This summer, the ELC welcomed UVic Law alumna Deborah Curran to her new role as Acting Executive Director. While the role might be new, Deborah has worked with the ELC since as far back as 2005, when she supervised a project on developing best practices wetland laws (that project eventually led to the Green Bylaws Toolkit, now known as THE go-to document for city planners interested in developing enviro-friendly bylaws.)
“The ELC is a winning model,” says Deborah. “It pairs enthusiastic and skilled law students with passionate people from community organizations and First Nations to create a better environment. I am continually amazed at the breadth and effectiveness of our work, and honoured to be leading the ELC into its next 20 years as a key piece of the sustainable community infrastructure in BC.”
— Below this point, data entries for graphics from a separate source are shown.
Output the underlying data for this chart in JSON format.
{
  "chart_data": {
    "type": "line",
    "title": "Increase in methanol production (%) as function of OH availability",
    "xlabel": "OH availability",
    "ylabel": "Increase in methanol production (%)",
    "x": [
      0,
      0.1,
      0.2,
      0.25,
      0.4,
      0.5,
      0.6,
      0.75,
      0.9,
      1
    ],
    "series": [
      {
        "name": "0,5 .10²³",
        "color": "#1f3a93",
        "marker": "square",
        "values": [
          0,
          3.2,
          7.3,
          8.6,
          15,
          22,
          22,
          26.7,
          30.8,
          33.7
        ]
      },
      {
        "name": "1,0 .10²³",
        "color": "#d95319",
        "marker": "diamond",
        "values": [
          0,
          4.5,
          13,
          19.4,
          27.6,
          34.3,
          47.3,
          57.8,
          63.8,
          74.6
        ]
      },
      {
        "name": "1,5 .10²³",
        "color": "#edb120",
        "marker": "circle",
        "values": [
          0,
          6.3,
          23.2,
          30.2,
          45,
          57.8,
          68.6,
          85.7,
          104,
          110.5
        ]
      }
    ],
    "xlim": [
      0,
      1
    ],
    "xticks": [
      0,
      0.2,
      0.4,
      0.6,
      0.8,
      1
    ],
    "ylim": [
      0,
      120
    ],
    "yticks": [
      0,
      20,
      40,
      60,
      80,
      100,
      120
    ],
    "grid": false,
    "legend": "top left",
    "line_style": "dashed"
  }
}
Deborah supervises Clinic projects and teaches the Intensive Clinic. She is cross-appointed, teaching courses at both the Faculty of Law and School of Environmental Studies. As an expert in municipal, sustainability and water law issues, Deborah has been deeply involved in the development and implementation of BC’s new Water Sustainability Act and its regulations, providing advice and producing or supervising numerous reports and submissions. Recently, Deborah teamed up with UVic Law Professor Val Napoleon to launch a three-year community research project on colonial and indigenous water law in BC. It’s no wonder that the Real Estate Foundation of British Columbia named Deborah as their 2016 Land Champion for her outstanding work in sustainable land use in BC.
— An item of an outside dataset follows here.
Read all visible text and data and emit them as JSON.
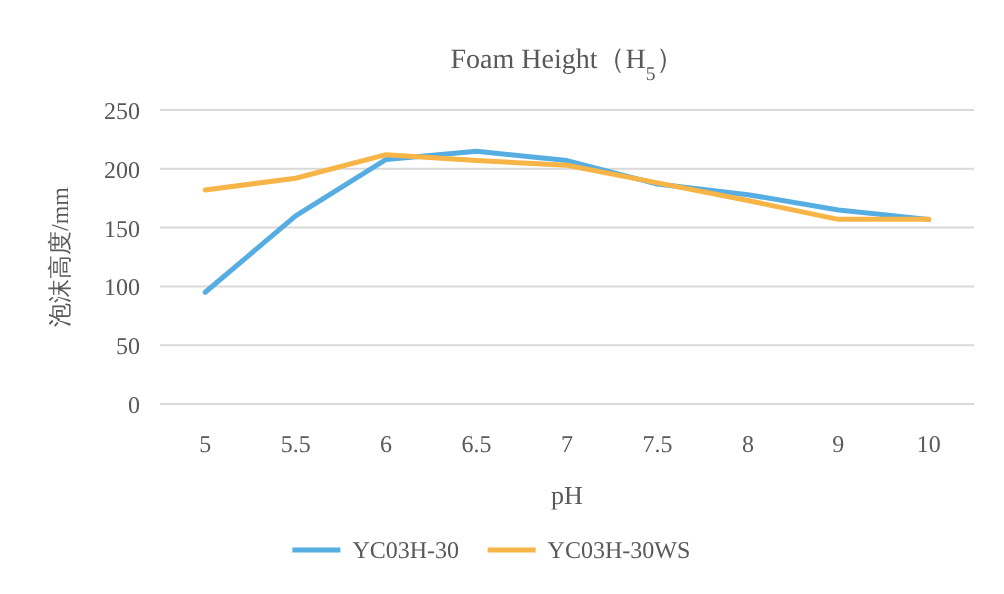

Deborah also knows her way around the non-profit world. As co-founder of Smart Growth BC, she served as the president of the board for five years. She is on the board of Ecojustice and has served on a number of ad hoc committees advising on projects, including for the Greater Vancouver Regional District, Evergreen Canada, and the Victoria Foundation. She is a past member of the City of Victoria Advisory Planning Commission.
Deborah’s colleagues know her as caring, pragmatic and whip-smart, with a wicked sense of humour. She is sure to make sure the ELC is well-prepared to take on the next 20 years of guiding the future of public interest environmental law in BC.